Add the Xbox One to the growing list of hardware set to receive Windows 10, but not when Microsoft’s device-spanning operating system lands on PCs.
Microsoft plans to take a staggered approach to releasing Windows 10. The operating system will launch first on PCs this summer, followed by subsequent releases for Windows Phone, HoloLens, the gargantuan Surface Hub display, and yes, the Xbox One. While Microsoft hasn’t announced firm launch dates for any of the launches—including PC—a tweet by Xbox head Phil Spencer suggests Xbox One owners won’t be basking in universal Windows apps anytime soon.
@dave125norco It will be post-summer.— Phil Spencer (@XboxP3) May 19, 2015
Note that that isn’t the final version of Windows 10 for Xbox One launching this fall, it’s the beta—indicating the full release will be later in the year at the earliest.
But while you won’t be able to enjoy Windows 10 on your Xbox One until sometime in the fall or beyond, PCs should have unprecedented hooks into the Xbox experience when Windows 10 launches this summer. The new operating system includes an Xbox app that ties to your Xbox Live account, bringing your console friends, achievements, and clips to your PC. Xbox One-to-PC streaming is already being demoed, and Microsoft’s working on PC-to-Xbox streaming in the other direction. Meanwhile, the new Xbox One TV tuner released yesterday lets Xbox One users stream live TV to Windows 8 devices using the Smartglass app.

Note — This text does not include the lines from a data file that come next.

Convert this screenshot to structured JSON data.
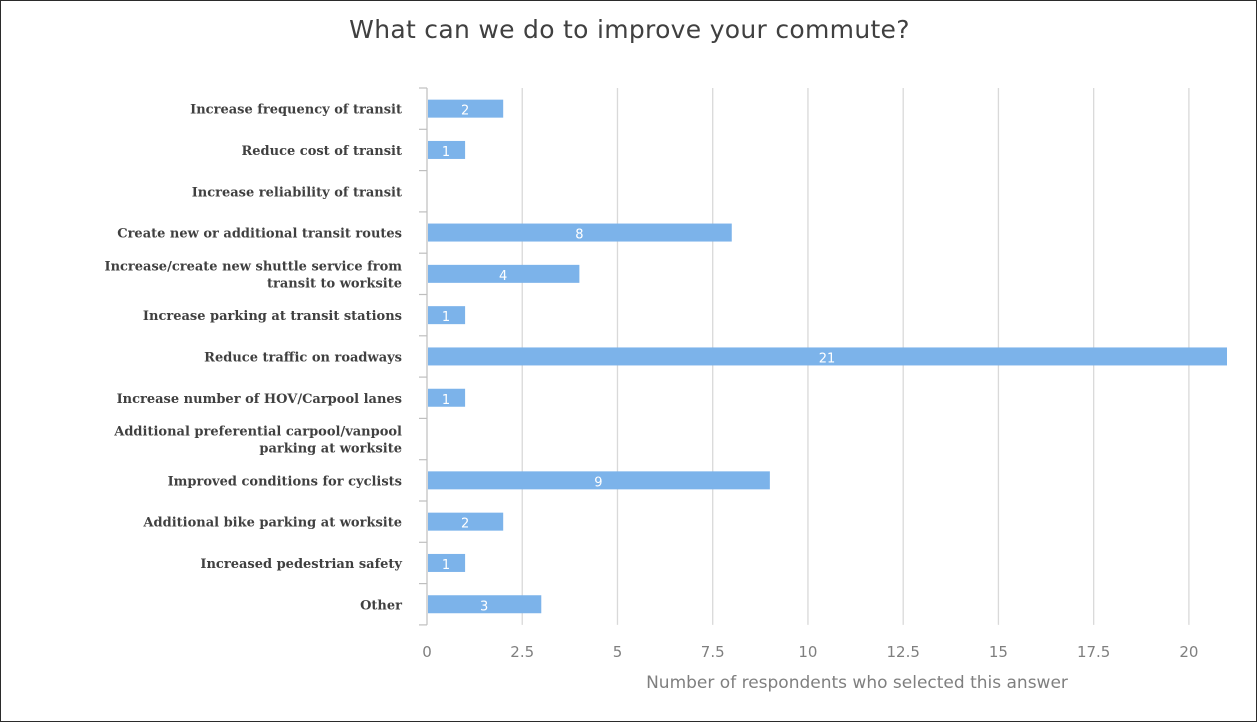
{
  "chart_data": {
    "type": "bar",
    "orientation": "horizontal",
    "title": "What can we do to improve your commute?",
    "xlabel": "Number of respondents who selected this answer",
    "ylabel": "",
    "xlim": [
      0,
      21
    ],
    "ticks": [
      "0",
      "2.5",
      "5",
      "7.5",
      "10",
      "12.5",
      "15",
      "17.5",
      "20"
    ],
    "tick_values": [
      0,
      2.5,
      5,
      7.5,
      10,
      12.5,
      15,
      17.5,
      20
    ],
    "grid": true,
    "legend": "none",
    "bar_color": "#7cb3ea",
    "categories": [
      [
        "Increase frequency of transit"
      ],
      [
        "Reduce cost of transit"
      ],
      [
        "Increase reliability of transit"
      ],
      [
        "Create new or additional transit routes"
      ],
      [
        "Increase/create new shuttle service from",
        "transit to worksite"
      ],
      [
        "Increase parking at transit stations"
      ],
      [
        "Reduce traffic on roadways"
      ],
      [
        "Increase number of HOV/Carpool lanes"
      ],
      [
        "Additional preferential carpool/vanpool",
        "parking at worksite"
      ],
      [
        "Improved conditions for cyclists"
      ],
      [
        "Additional bike parking at worksite"
      ],
      [
        "Increased pedestrian safety"
      ],
      [
        "Other"
      ]
    ],
    "values": [
      2,
      1,
      0,
      8,
      4,
      1,
      21,
      1,
      0,
      9,
      2,
      1,
      3
    ],
    "data_labels": [
      "2",
      "1",
      "",
      "8",
      "4",
      "1",
      "21",
      "1",
      "",
      "9",
      "2",
      "1",
      "3"
    ]
  }
}
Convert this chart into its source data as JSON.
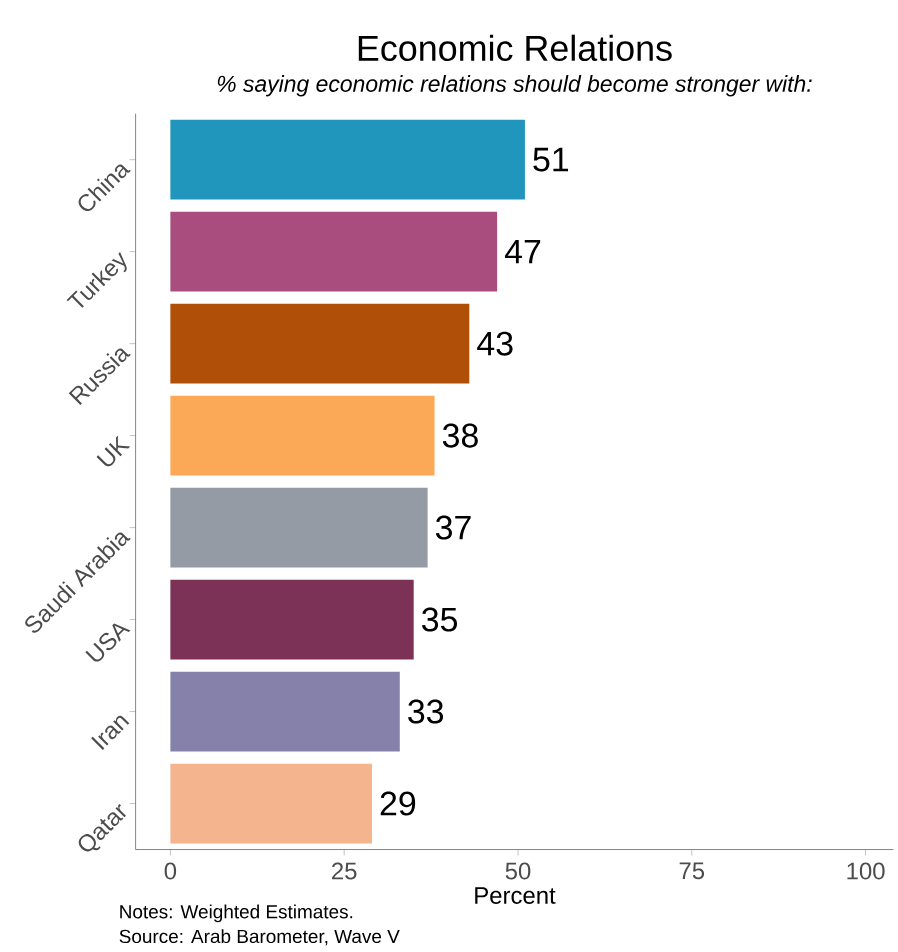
{
  "chart_data": {
    "type": "bar",
    "orientation": "horizontal",
    "title": "Economic Relations",
    "subtitle": "% saying economic relations should become stronger with:",
    "categories": [
      "China",
      "Turkey",
      "Russia",
      "UK",
      "Saudi Arabia",
      "USA",
      "Iran",
      "Qatar"
    ],
    "values": [
      51,
      47,
      43,
      38,
      37,
      35,
      33,
      29
    ],
    "colors": [
      "#2196bd",
      "#a94d7f",
      "#b05008",
      "#fba957",
      "#949ba4",
      "#7c3257",
      "#8581ab",
      "#f4b48e"
    ],
    "xlim": [
      -5,
      104
    ],
    "xticks": [
      0,
      25,
      50,
      75,
      100
    ],
    "xlabel": "Percent",
    "data_labels": true,
    "annotations": [
      "Notes: Weighted Estimates.",
      "Source: Arab Barometer, Wave V"
    ]
  }
}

The story behind the story: Microsoft’s never really clarified what to expect when Windows 10 hits the Xbox One, aside from a curated set of Windows apps—so what, exactly, the update will bring is anybody’s guess. One thing’s for certain: Microsoft’s ambition of drawing all its far-flung platforms into a cohesive whole is finally starting to take shape, despite Windows 8’s disastrous reception.